De bonnes nouvelles, hélas !

On a la nette impression que les beaux esprits qui nous gouvernent sont catastrophés de devoir nous annoncer que la situation sanitaire pourrait s’améliorer dans les jours et les semaines qui viennent. C’est par exemple Jérôme Salomon qui indique, tel Cyrano, que « le pic de l’épidémie est devant nous » pour doucher les espoirs soulevés par l’annonce d’un « frémissement » effectuée timidement par le ministre de la Santé, qui s’en excuserait presque. On a envie de lui dire : « c’est un peu court, jeune homme » et de lui rappeler que ce n’est pas qu’un pic, mais un cap ou même une péninsule…

Il est évidemment un peu tôt pour crier victoire alors que l’épidémie continue et que la situation dans de nombreux hôpitaux s’approche doucement et sûrement d’une saturation des capacités de réanimation, mais si les Français ont le sentiment que tous les efforts qui leur sont demandés ne servent à rien, il est à craindre qu’ils se détournent encore plus du chemin des sacrifices, et se disent : « perdu pour perdu, prenons du bon temps », aggravant de ce fait la contamination. Il en va de même pour le vaccin élaboré par Pfizer et BioNtech, dont les essais en cours sont très prometteurs avec une efficacité annoncée à 90 %. Si les Bourses ont salué cette promesse de bénéfices substantiels, les scientifiques ont émis immédiatement tant de bémols qu’un bécarre n’y retrouverait plus ses dièses, afin d’éviter un relâchement coupable dans les mesures de précaution imposées à la population.
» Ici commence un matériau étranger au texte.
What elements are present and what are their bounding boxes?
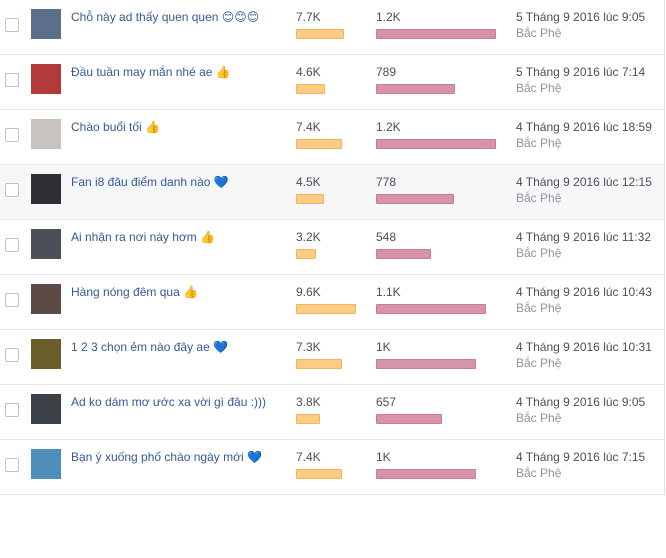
checkbox[interactable] [5,348,19,362]
post-row: Ai nhận ra nơi này hơm 👍 3.2K 548 4 Tháng 9… [0,220,664,275]
post-date: 4 Tháng 9 2016 lúc 11:32 [516,230,651,244]
engagement-bar [376,469,476,479]
post-row: Ad ko dám mơ ước xa vời gì đâu :))) 3.8K 6… [0,385,664,440]
post-row: Fan i8 đâu điểm danh nào 💙 4.5K 778 4 Tháng… [0,165,664,220]
checkbox[interactable] [5,293,19,307]
post-text[interactable]: Đầu tuần may mắn nhé ae 👍 [71,65,231,79]
reach-label: 7.7K [296,10,321,24]
post-date: 4 Tháng 9 2016 lúc 10:31 [516,340,652,354]
reach-bar [296,469,343,479]
engagement-bar [376,29,496,39]
post-author: Bắc Phệ [516,301,562,315]
post-text[interactable]: Ad ko dám mơ ước xa vời gì đâu :))) [71,395,267,409]
post-author: Bắc Phệ [516,81,562,95]
posts-table: Chỗ này ad thấy quen quen 😊😊😊 7.7K 1.2K 5 T… [0,0,665,495]
checkbox[interactable] [5,18,19,32]
engagement-bar [376,194,454,204]
post-date: 4 Tháng 9 2016 lúc 9:05 [516,395,646,409]
engagement-label: 657 [376,395,397,409]
engagement-bar [376,359,476,369]
reach-bar [296,139,343,149]
thumbnail [31,64,61,94]
post-date: 5 Tháng 9 2016 lúc 9:05 [516,10,646,24]
engagement-label: 789 [376,65,397,79]
post-text[interactable]: Chỗ này ad thấy quen quen 😊😊😊 [71,10,260,24]
engagement-label: 1.1K [376,285,401,299]
checkbox[interactable] [5,128,19,142]
reach-bar [296,29,345,39]
engagement-bar [376,249,431,259]
thumbnail [31,449,61,479]
post-author: Bắc Phệ [516,411,562,425]
engagement-label: 1.2K [376,120,401,134]
engagement-bar [376,84,455,94]
post-date: 4 Tháng 9 2016 lúc 7:15 [516,450,646,464]
post-date: 5 Tháng 9 2016 lúc 7:14 [516,65,646,79]
reach-bar [296,414,320,424]
checkbox[interactable] [5,183,19,197]
thumbnail [31,339,61,369]
reach-label: 7.3K [296,340,321,354]
post-text[interactable]: 1 2 3 chọn ẻm nào đây ae 💙 [71,340,229,354]
checkbox[interactable] [5,238,19,252]
post-author: Bắc Phệ [516,246,562,260]
post-author: Bắc Phệ [516,466,562,480]
engagement-label: 548 [376,230,397,244]
engagement-label: 1K [376,340,391,354]
reach-label: 9.6K [296,285,321,299]
post-text[interactable]: Hàng nóng đêm qua 👍 [71,285,199,299]
thumbnail [31,174,61,204]
reach-label: 4.5K [296,175,321,189]
post-text[interactable]: Ai nhận ra nơi này hơm 👍 [71,230,216,244]
post-author: Bắc Phệ [516,191,562,205]
thumbnail [31,9,61,39]
checkbox[interactable] [5,403,19,417]
checkbox[interactable] [5,458,19,472]
reach-label: 3.8K [296,395,321,409]
post-row: Đầu tuần may mắn nhé ae 👍 4.6K 789 5 Tháng … [0,55,664,110]
thumbnail [31,284,61,314]
engagement-label: 1K [376,450,391,464]
post-row: Hàng nóng đêm qua 👍 9.6K 1.1K 4 Tháng 9 201… [0,275,664,330]
post-date: 4 Tháng 9 2016 lúc 12:15 [516,175,652,189]
thumbnail [31,394,61,424]
reach-bar [296,249,316,259]
post-author: Bắc Phệ [516,136,562,150]
engagement-label: 778 [376,175,397,189]
engagement-label: 1.2K [376,10,401,24]
post-row: Bạn ý xuống phố chào ngày mới 💙 7.4K 1K 4 T… [0,440,664,495]
post-date: 4 Tháng 9 2016 lúc 10:43 [516,285,652,299]
post-row: Chỗ này ad thấy quen quen 😊😊😊 7.7K 1.2K 5 T… [0,0,664,55]
thumbnail [31,119,61,149]
reach-label: 7.4K [296,450,321,464]
reach-bar [296,304,356,314]
post-text[interactable]: Fan i8 đâu điểm danh nào 💙 [71,175,229,189]
reach-label: 7.4K [296,120,321,134]
reach-bar [296,84,325,94]
post-text[interactable]: Chào buổi tối 👍 [71,120,160,134]
engagement-bar [376,304,486,314]
reach-bar [296,194,325,204]
engagement-bar [376,139,496,149]
reach-label: 3.2K [296,230,321,244]
post-text[interactable]: Bạn ý xuống phố chào ngày mới 💙 [71,450,262,464]
reach-bar [296,359,342,369]
post-author: Bắc Phệ [516,356,562,370]
engagement-bar [376,414,442,424]
checkbox[interactable] [5,73,19,87]
thumbnail [31,229,61,259]
post-row: Chào buổi tối 👍 7.4K 1.2K 4 Tháng 9 2016 lú… [0,110,664,165]
post-date: 4 Tháng 9 2016 lúc 18:59 [516,120,652,134]
post-row: 1 2 3 chọn ẻm nào đây ae 💙 7.3K 1K 4 Tháng … [0,330,664,385]
post-author: Bắc Phệ [516,26,562,40]
reach-label: 4.6K [296,65,321,79]
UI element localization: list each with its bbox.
Car ce qui a beaucoup changé entre le premier et le deuxième confinement en France, c’est que, paradoxalement, le fait d’être moins strict, loin de renforcer l’adhésion aux décisions gouvernementales, a, au contraire, amoindri leur acceptabilité. Chaque catégorie observe le verre à moitié plein de son voisin et concurrent, et demande à bénéficier des mêmes droits et dérogations que les plus favorisés, ce qui, en soi, est bien naturel. Plus de solidarité spontanée avec les personnels soignants, ou les professions dites de deuxième ligne. Désormais, c’est le retour au chacun pour soi, en espérant passer entre les gouttes. Le comble, c’est que ce sont les élèves eux-mêmes, pourtant pénalisés par les effets du confinement au printemps, qui ont dû réclamer des mesures sanitaires plus strictes dans les collèges et lycées, jugeant que leur sécurité et celle de leurs proches n’étaient pas suffisamment garanties. Réussiront-ils à faire suffisamment honte à leur ministre et à la classe politique qui prennent les décisions pour imposer le respect de normes de bon sens comme l’allègement des classes surchargées, réclamé bien avant l’épidémie ? Ce serait pourtant le moment de profiter de l’occasion pour revoir l’organisation structurelle de l’école, comme le réclament les enseignants en grève aujourd’hui.